Bird migration is no longer a mystery — but it will always seem a miracle

Scott Weidensaul describes some extraordinary feats of endurance, including the tiny hummingbird’s 800km flight across the hurricane-prone Gulf of Mexico

An Arctic tern in the Shetlands, ranging from Pole to Pole in a life of almost perpetual daylight. Credit: Getty Images

Bird migration was once one of those unassailable mysteries that had baffled humankind since Aristotle. A strange hypothesis, genuinely advanced in the early modern period, was that birds flew to the Moon for winter, and barely more credible was a notion, which haunted the patron saint of British naturalists Gilbert White, that swallows buried themselves in mud.
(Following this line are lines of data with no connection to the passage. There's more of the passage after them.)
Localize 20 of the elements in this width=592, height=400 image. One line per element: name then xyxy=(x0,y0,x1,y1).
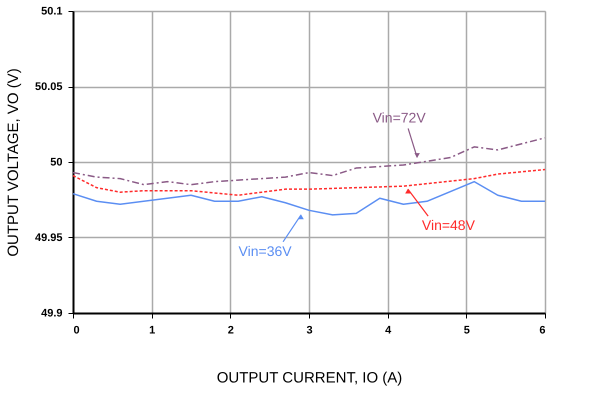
y-tick-label: 49.95 xyxy=(34,232,62,244)
x-tick-label: 1 xyxy=(149,324,156,336)
annotation: Vin=48V xyxy=(422,217,476,234)
x-tick-label: 5 xyxy=(464,324,470,336)
x-tick-label: 6 xyxy=(539,324,546,336)
annotation: Vin=72V xyxy=(372,109,426,126)
y-tick-label: 50.1 xyxy=(41,6,62,18)
x-tick-label: 0 xyxy=(74,324,80,336)
y-tick-label: 50 xyxy=(50,156,62,168)
y-tick-label: 49.9 xyxy=(41,308,62,320)
y-tick-label: 50.05 xyxy=(34,81,62,93)
x-tick-label: 2 xyxy=(228,324,234,336)
line-series xyxy=(72,137,546,186)
x-tick-label: 3 xyxy=(306,324,313,336)
x-tick-label: 4 xyxy=(385,324,392,336)
x-axis-title: OUTPUT CURRENT, IO (A) xyxy=(216,370,402,386)
y-axis-title: OUTPUT VOLTAGE, VO (V) xyxy=(4,68,22,257)
line-series xyxy=(72,168,546,196)
annotation: Vin=36V xyxy=(238,242,292,259)
line-series xyxy=(72,180,546,216)
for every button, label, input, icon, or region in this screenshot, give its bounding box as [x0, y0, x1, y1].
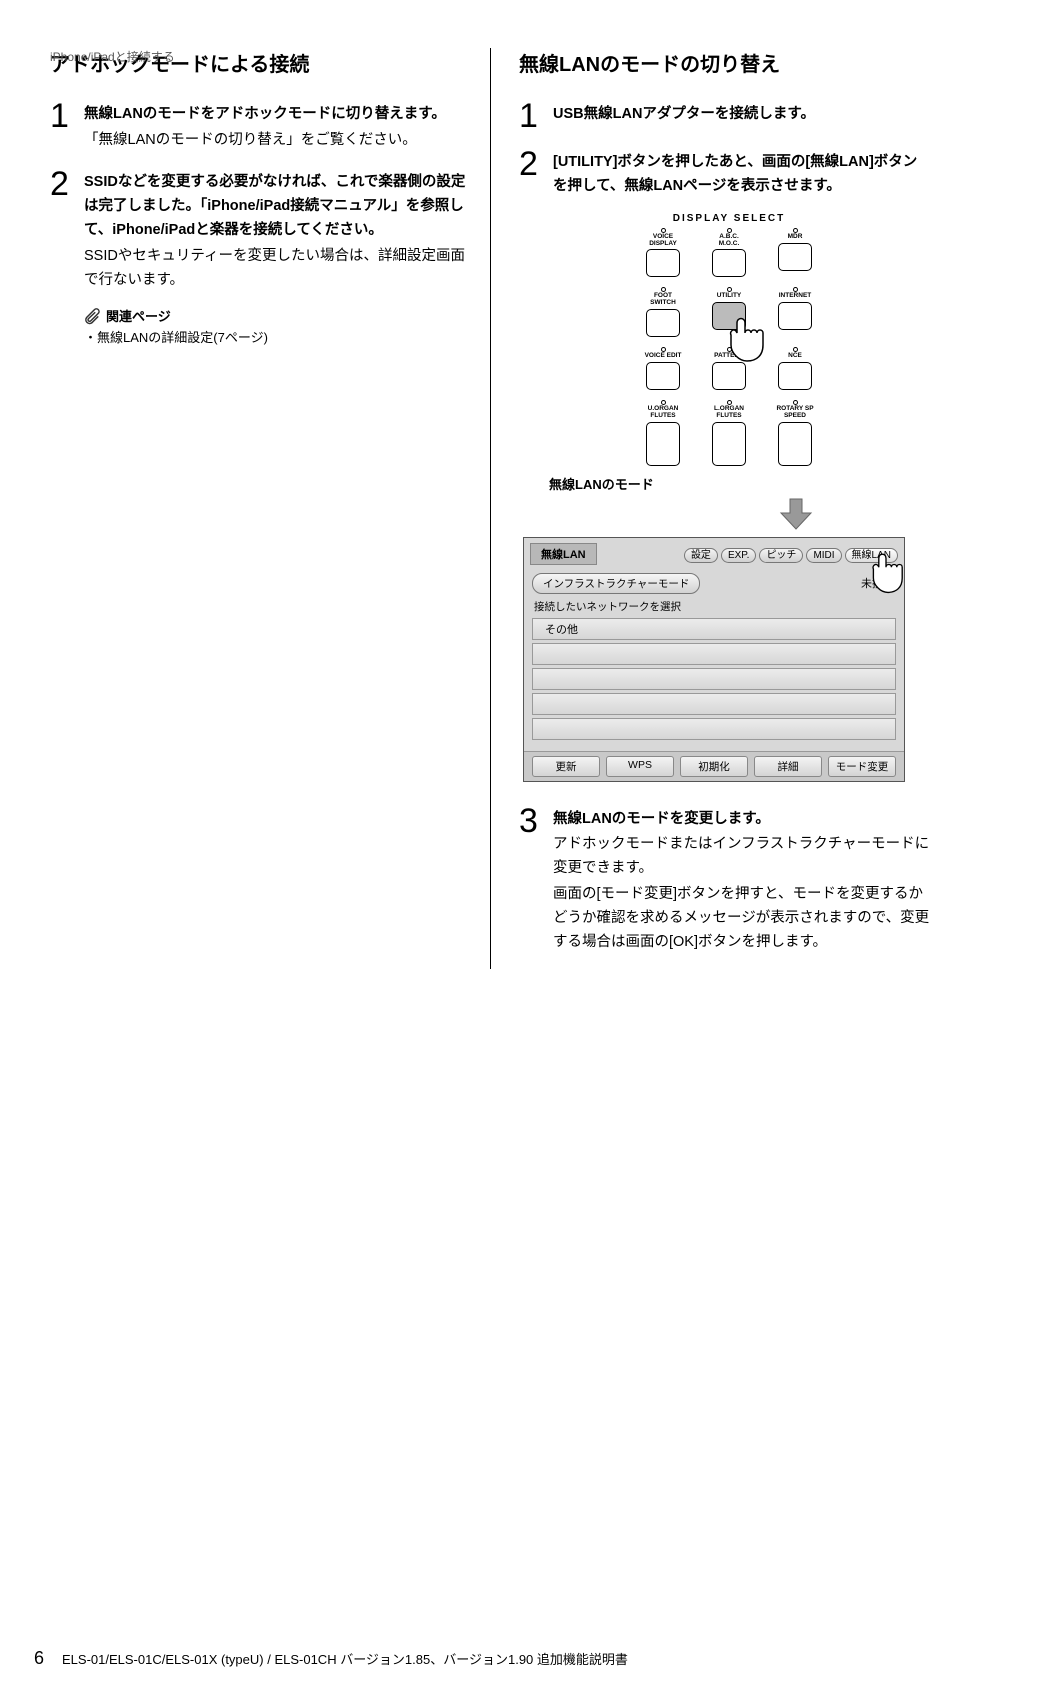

A modern understanding really began in the 20th century, when ornithologists started to place numbered metal rings on birds’ legs. Scott Weidensaul is one of many researchers worldwide who have helped to map this avian story. He then captured the findings in his Pulitzer-nominated Living on the Wind (2003).

Yet he was also aware that these research methods had limitations. As an example, he recalls how he and others placed bands on 4,312 beautiful woodland birds called gray-cheeked thrushes. Of these, just three have ever been relocated. The yield in information is minuscule compared with the massive efforts entailed in the trapping.

The great knot, a dumpy Asiatic shorebird, makes top human athletes look like couch potatoes

In the past two decades scientists have begun to use digital geolocators that are light enough to place on the backs of small birds such as thrushes. The devices have now upgraded our understanding of migration as much as the bird-ringing programme laid to rest the old myths about hibernation in mud. Weidensaul has sifted the fresh findings to bring us this meticulously researched, engrossing update.

Take, for instance, his story of bar-tailed godwits — medium-sized waders that grace Britain’s shores in winter. Satellite trackers placed on several Alaskan individuals revealed that they do not skirt the continental coasts on their annual travels to the austral summer. They head out over the Pacific, then fly non-stop for eight or nine days until they reach New Zealand.